Cassidy’s statement regarding the meeting, which was supposed to be held on Sept. 8, comes just hours after the Trump administration announced that it had fired CDC Director Susan Monarez.

Monarez, who was confirmed in July, was reportedly at odds with Health and Human Services Secretary Robert F. Kennedy Jr.’s desire to change U.S. vaccine policy. On Wednesday, Kennedy announced that he was narrowing COVID-19 vaccine approvals to older people and higher-risk groups.

Monarez refused to commit to supporting the change, and Kennedy subsequently asked her to resign, according to The New York Times. Monarez refused to step down, instead reaching out to Cassidy, who pushed back against Kennedy.
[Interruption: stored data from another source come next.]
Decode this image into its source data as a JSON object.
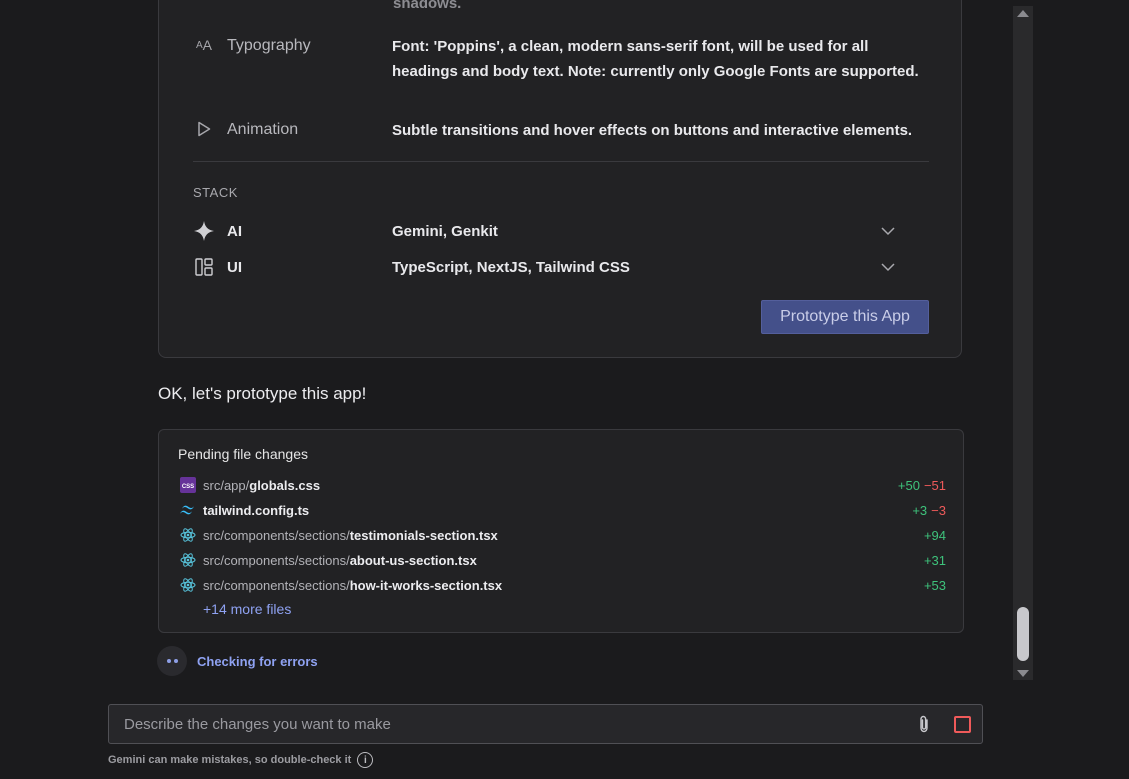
{
  "blueprint": {
    "clipped_text": "shadows.",
    "typography": {
      "label": "Typography",
      "value": "Font: 'Poppins', a clean, modern sans-serif font, will be used for all headings and body text. Note: currently only Google Fonts are supported."
    },
    "animation": {
      "label": "Animation",
      "value": "Subtle transitions and hover effects on buttons and interactive elements."
    },
    "stack_heading": "STACK",
    "stack": [
      {
        "label": "AI",
        "value": "Gemini, Genkit",
        "icon": "sparkle-icon"
      },
      {
        "label": "UI",
        "value": "TypeScript, NextJS, Tailwind CSS",
        "icon": "layout-icon"
      }
    ],
    "prototype_button": "Prototype this App"
  },
  "message": "OK, let's prototype this app!",
  "pending": {
    "title": "Pending file changes",
    "files": [
      {
        "dir": "src/app/",
        "name": "globals.css",
        "add": "+50",
        "del": "−51",
        "icon": "css-icon"
      },
      {
        "dir": "",
        "name": "tailwind.config.ts",
        "add": "+3",
        "del": "−3",
        "icon": "tailwind-icon"
      },
      {
        "dir": "src/components/sections/",
        "name": "testimonials-section.tsx",
        "add": "+94",
        "del": "",
        "icon": "react-icon"
      },
      {
        "dir": "src/components/sections/",
        "name": "about-us-section.tsx",
        "add": "+31",
        "del": "",
        "icon": "react-icon"
      },
      {
        "dir": "src/components/sections/",
        "name": "how-it-works-section.tsx",
        "add": "+53",
        "del": "",
        "icon": "react-icon"
      }
    ],
    "more": "+14 more files"
  },
  "status": "Checking for errors",
  "composer": {
    "placeholder": "Describe the changes you want to make"
  },
  "disclaimer": "Gemini can make mistakes, so double-check it",
  "colors": {
    "accent": "#8fa2f2",
    "add": "#3ec27b",
    "del": "#ef5a5a",
    "button": "#44508a"
  }
}
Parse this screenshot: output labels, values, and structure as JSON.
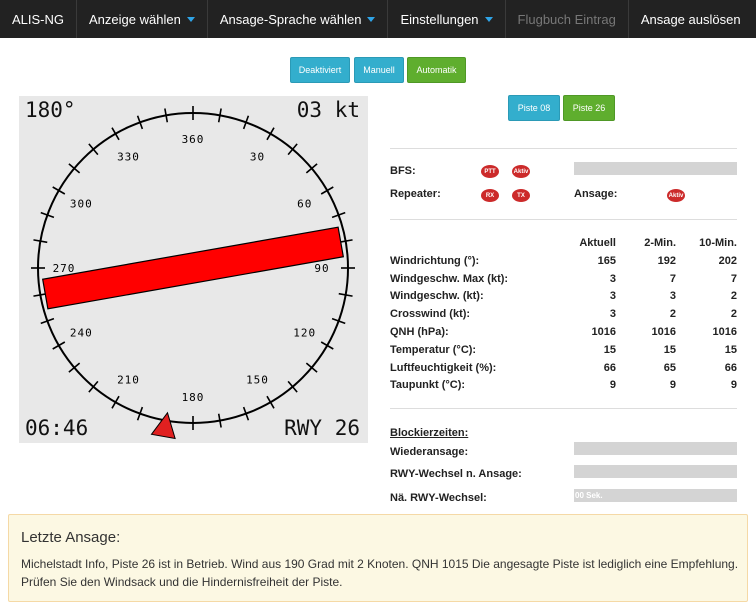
{
  "navbar": {
    "brand": "ALIS-NG",
    "items": [
      {
        "label": "Anzeige wählen",
        "dropdown": true,
        "disabled": false
      },
      {
        "label": "Ansage-Sprache wählen",
        "dropdown": true,
        "disabled": false
      },
      {
        "label": "Einstellungen",
        "dropdown": true,
        "disabled": false
      },
      {
        "label": "Flugbuch Eintrag",
        "dropdown": false,
        "disabled": true
      },
      {
        "label": "Ansage auslösen",
        "dropdown": false,
        "disabled": false
      }
    ]
  },
  "mode_buttons": {
    "deaktiviert": "Deaktiviert",
    "manuell": "Manuell",
    "automatik": "Automatik"
  },
  "runway_buttons": {
    "piste08": "Piste 08",
    "piste26": "Piste 26"
  },
  "compass": {
    "heading": "180°",
    "speed": "03 kt",
    "time": "06:46",
    "runway": "RWY 26",
    "scale_labels": [
      "360",
      "30",
      "60",
      "90",
      "120",
      "150",
      "180",
      "210",
      "240",
      "270",
      "300",
      "330"
    ],
    "runway_heading_deg": 260,
    "wind_direction_deg": 190,
    "colors": {
      "runway": "#ff0000",
      "wind_arrow": "#e02020",
      "background": "#e8e8e8"
    }
  },
  "status": {
    "bfs_label": "BFS:",
    "ptt": "PTT",
    "aktiv": "Aktiv",
    "repeater_label": "Repeater:",
    "rx": "RX",
    "tx": "TX",
    "ansage_label": "Ansage:",
    "ansage_aktiv": "Aktiv"
  },
  "weather": {
    "columns": [
      "Aktuell",
      "2-Min.",
      "10-Min."
    ],
    "rows": [
      {
        "label": "Windrichtung (°):",
        "values": [
          "165",
          "192",
          "202"
        ]
      },
      {
        "label": "Windgeschw. Max (kt):",
        "values": [
          "3",
          "7",
          "7"
        ]
      },
      {
        "label": "Windgeschw. (kt):",
        "values": [
          "3",
          "3",
          "2"
        ]
      },
      {
        "label": "Crosswind (kt):",
        "values": [
          "3",
          "2",
          "2"
        ]
      },
      {
        "label": "QNH (hPa):",
        "values": [
          "1016",
          "1016",
          "1016"
        ]
      },
      {
        "label": "Temperatur (°C):",
        "values": [
          "15",
          "15",
          "15"
        ]
      },
      {
        "label": "Luftfeuchtigkeit (%):",
        "values": [
          "66",
          "65",
          "66"
        ]
      },
      {
        "label": "Taupunkt (°C):",
        "values": [
          "9",
          "9",
          "9"
        ]
      }
    ]
  },
  "blocking": {
    "title": "Blockierzeiten:",
    "wiederansage": "Wiederansage:",
    "rwy_wechsel_ansage": "RWY-Wechsel n. Ansage:",
    "naechster_rwy_wechsel": "Nä. RWY-Wechsel:",
    "progress_text": "00 Sek."
  },
  "last_announcement": {
    "title": "Letzte Ansage:",
    "text": "Michelstadt Info, Piste 26 ist in Betrieb. Wind aus 190 Grad mit 2 Knoten. QNH 1015 Die angesagte Piste ist lediglich eine Empfehlung. Prüfen Sie den Windsack und die Hindernisfreiheit der Piste."
  }
}
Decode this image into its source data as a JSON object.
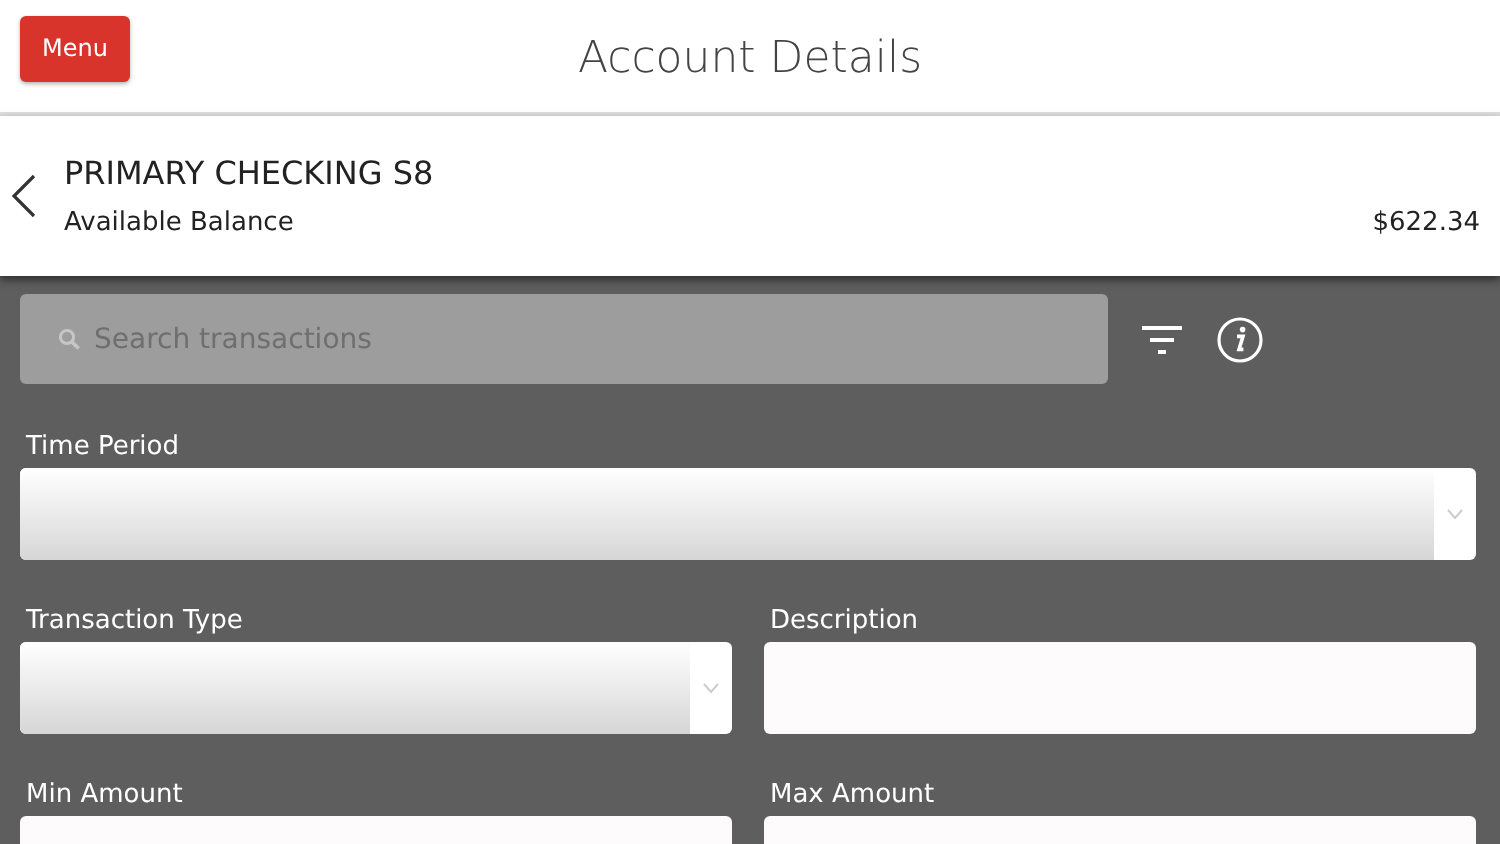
{
  "header": {
    "menu_button": "Menu",
    "title": "Account Details"
  },
  "account": {
    "name": "PRIMARY CHECKING S8",
    "balance_label": "Available Balance",
    "balance": "$622.34"
  },
  "search": {
    "placeholder": "Search transactions"
  },
  "filter_rows": [
    {
      "fields": [
        {
          "label": "Time Period",
          "kind": "select"
        }
      ]
    },
    {
      "fields": [
        {
          "label": "Transaction Type",
          "kind": "select"
        },
        {
          "label": "Description",
          "kind": "text"
        }
      ]
    },
    {
      "fields": [
        {
          "label": "Min Amount",
          "kind": "text"
        },
        {
          "label": "Max Amount",
          "kind": "text"
        }
      ]
    }
  ]
}
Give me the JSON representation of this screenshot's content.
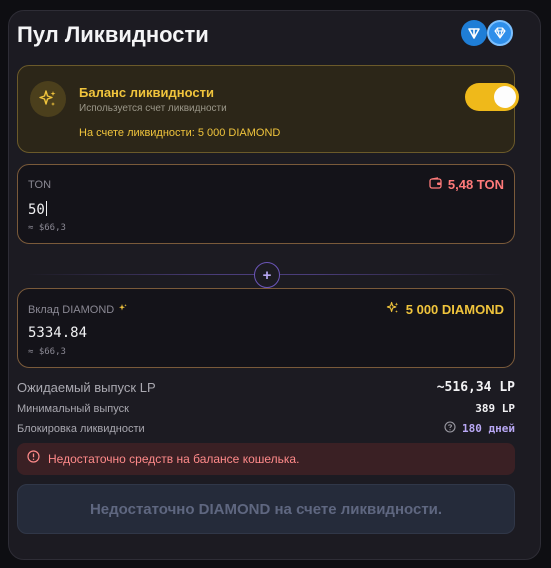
{
  "header": {
    "title": "Пул Ликвидности"
  },
  "liquidity": {
    "title": "Баланс ликвидности",
    "subtitle": "Используется счет ликвидности",
    "balance_text": "На счете ликвидности: 5 000 DIAMOND",
    "toggle_on": true
  },
  "ton_input": {
    "label": "TON",
    "wallet_balance": "5,48 TON",
    "value": "50",
    "usd": "≈ $66,3"
  },
  "diamond_input": {
    "label": "Вклад DIAMOND",
    "balance": "5 000 DIAMOND",
    "value": "5334.84",
    "usd": "≈ $66,3"
  },
  "stats": {
    "expected_lp_label": "Ожидаемый выпуск LP",
    "expected_lp_value": "~516,34 LP",
    "min_output_label": "Минимальный выпуск",
    "min_output_value": "389 LP",
    "lock_label": "Блокировка ликвидности",
    "lock_value": "180 дней"
  },
  "error": {
    "text": "Недостаточно средств на балансе кошелька."
  },
  "submit": {
    "label": "Недостаточно DIAMOND на счете ликвидности."
  },
  "colors": {
    "accent_gold": "#f0c43c",
    "error_red": "#ff7a7a",
    "purple": "#b9a8f5",
    "ton_blue": "#1f7ed6"
  },
  "icons": {
    "ton": "ton-coin-icon",
    "diamond": "diamond-coin-icon",
    "sparkles": "sparkles-icon",
    "wallet": "wallet-icon",
    "plus": "plus-icon",
    "question": "question-circle-icon",
    "alert": "alert-circle-icon"
  }
}
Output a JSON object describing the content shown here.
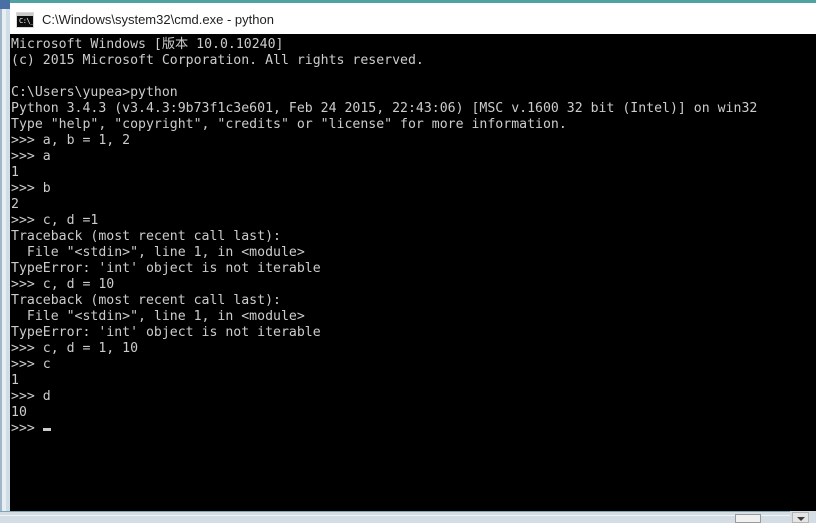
{
  "window": {
    "title": "C:\\Windows\\system32\\cmd.exe - python",
    "icon": "cmd-console-icon",
    "icon_glyph": "C:\\_",
    "title_bar_accent": "#4fa3a3",
    "console_background": "#000000",
    "console_foreground": "#cccccc"
  },
  "console": {
    "prompt_symbol": ">>>",
    "cursor": "block-cursor",
    "lines": [
      "Microsoft Windows [版本 10.0.10240]",
      "(c) 2015 Microsoft Corporation. All rights reserved.",
      "",
      "C:\\Users\\yupea>python",
      "Python 3.4.3 (v3.4.3:9b73f1c3e601, Feb 24 2015, 22:43:06) [MSC v.1600 32 bit (Intel)] on win32",
      "Type \"help\", \"copyright\", \"credits\" or \"license\" for more information.",
      ">>> a, b = 1, 2",
      ">>> a",
      "1",
      ">>> b",
      "2",
      ">>> c, d =1",
      "Traceback (most recent call last):",
      "  File \"<stdin>\", line 1, in <module>",
      "TypeError: 'int' object is not iterable",
      ">>> c, d = 10",
      "Traceback (most recent call last):",
      "  File \"<stdin>\", line 1, in <module>",
      "TypeError: 'int' object is not iterable",
      ">>> c, d = 1, 10",
      ">>> c",
      "1",
      ">>> d",
      "10"
    ],
    "last_line_prompt": ">>> "
  }
}
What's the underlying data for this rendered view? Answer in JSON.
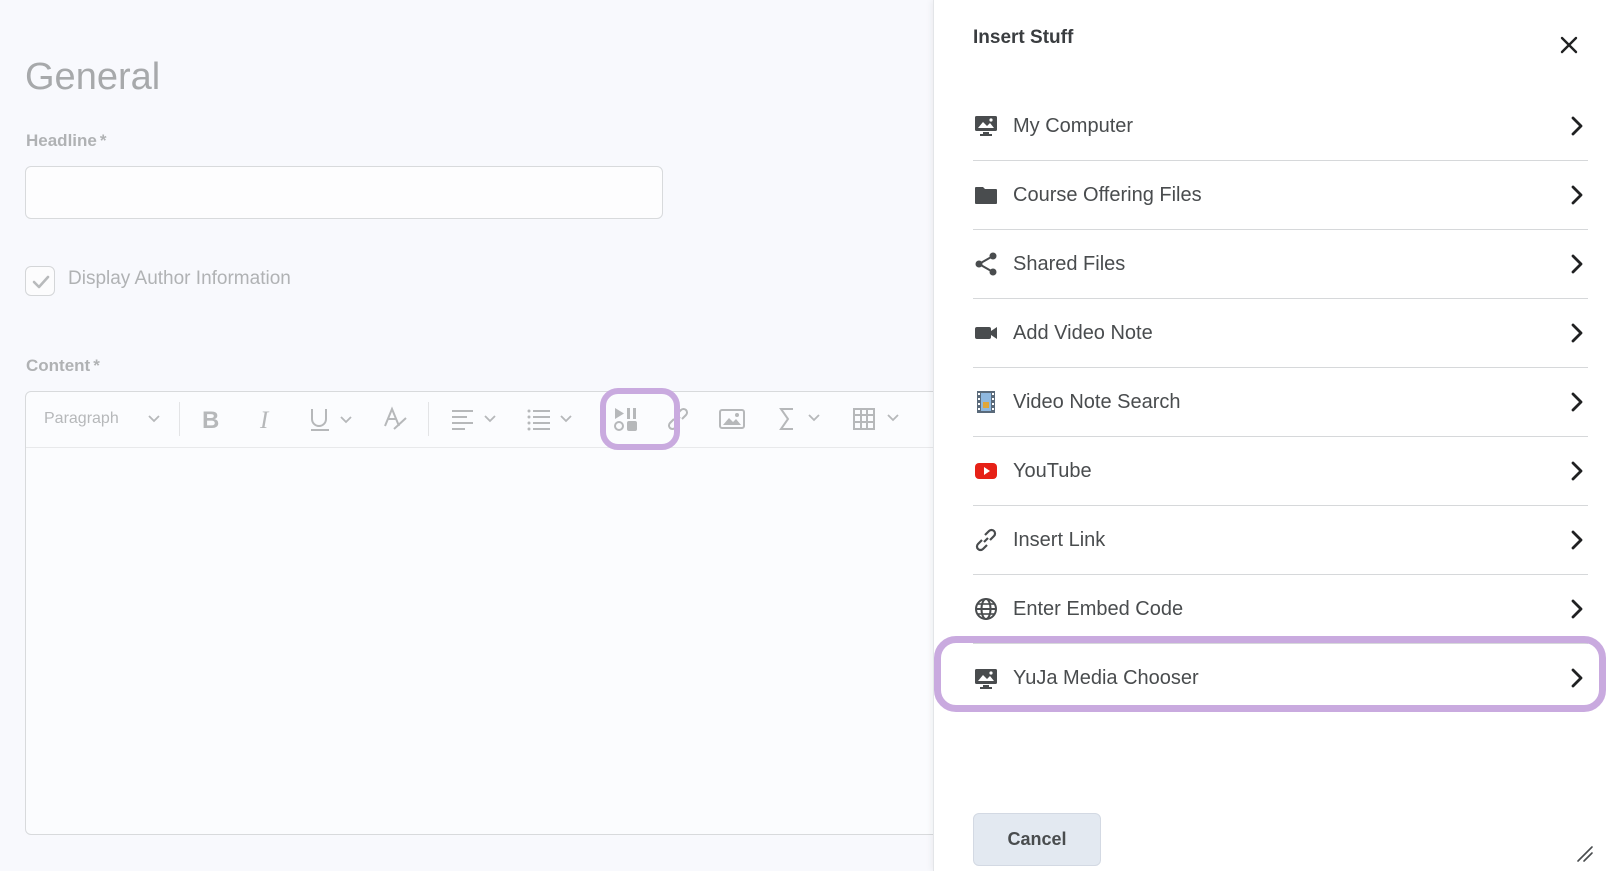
{
  "page": {
    "title": "General",
    "headline_label": "Headline",
    "required_marker": "*",
    "headline_value": "",
    "display_author_label": "Display Author Information",
    "display_author_checked": true,
    "content_label": "Content"
  },
  "editor": {
    "paragraph_format": "Paragraph",
    "tools": [
      "bold-icon",
      "italic-icon",
      "underline-icon",
      "clear-format-icon",
      "align-icon",
      "list-icon",
      "insert-stuff-icon",
      "link-icon",
      "image-icon",
      "equation-icon",
      "table-icon"
    ]
  },
  "dialog": {
    "title": "Insert Stuff",
    "items": [
      {
        "label": "My Computer",
        "icon": "computer-icon"
      },
      {
        "label": "Course Offering Files",
        "icon": "folder-icon"
      },
      {
        "label": "Shared Files",
        "icon": "share-icon"
      },
      {
        "label": "Add Video Note",
        "icon": "video-camera-icon"
      },
      {
        "label": "Video Note Search",
        "icon": "film-icon"
      },
      {
        "label": "YouTube",
        "icon": "youtube-icon"
      },
      {
        "label": "Insert Link",
        "icon": "link-icon"
      },
      {
        "label": "Enter Embed Code",
        "icon": "globe-icon"
      },
      {
        "label": "YuJa Media Chooser",
        "icon": "computer-icon"
      }
    ],
    "cancel_label": "Cancel"
  },
  "colors": {
    "highlight": "#c9aadf",
    "youtube_red": "#e62117",
    "cancel_bg": "#e3e9f1"
  }
}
Monarez’s firing led three other high-ranking CDC officials to announce their resignation from the agency: Demetre Daskalakis, director of the National Center for Immunization and Respiratory Diseases; Daniel Jernigan, director of the National Center for Emerging and Zoonotic Infectious Diseases; and Debra Houry, the CDC’s chief medical officer and deputy director for program and science.

All pushed back against RFK Jr.’s tenure as head of HHS. Daskalakis penned a lengthy letter on X, saying that the views Kennedy and his staff “have shared challenge my ability to continue in my current role at the agency and in the service of the health of the American people.”

“I am not sure who the Secretary is listening to, but it is quite certainly not to us,” he wrote. “Unvetted and conflicted outside organizations seem to be the sources HHS use over the gold standard science of CDC and other reputable sources.”

And Monarez’s attorney, Mark Zaid, issued a statement Wednesday stating that his client is being “targeted” for refusing to “rubber-stamp unscientific, reckless directives and fire dedicated health experts.”

Cassidy said on social media Wednesday that these “high profile departures will require oversight by the HELP committee.”

Cassidy expressed skepticism over Kennedy’s nomination to lead HHS during his confirmation hearings earlier this year, and only decided to confirm him after “several intense conversations.” Cassidy has also previously pushed back against Kennedy’s termination of ACIP board members and his cutting of mRNA vaccine grants.

Republicans in his state have expressed their frustration with Cassidy over his resistance to parts of Kennedy’s Make America Healthy Again agenda, which is popular in Louisiana.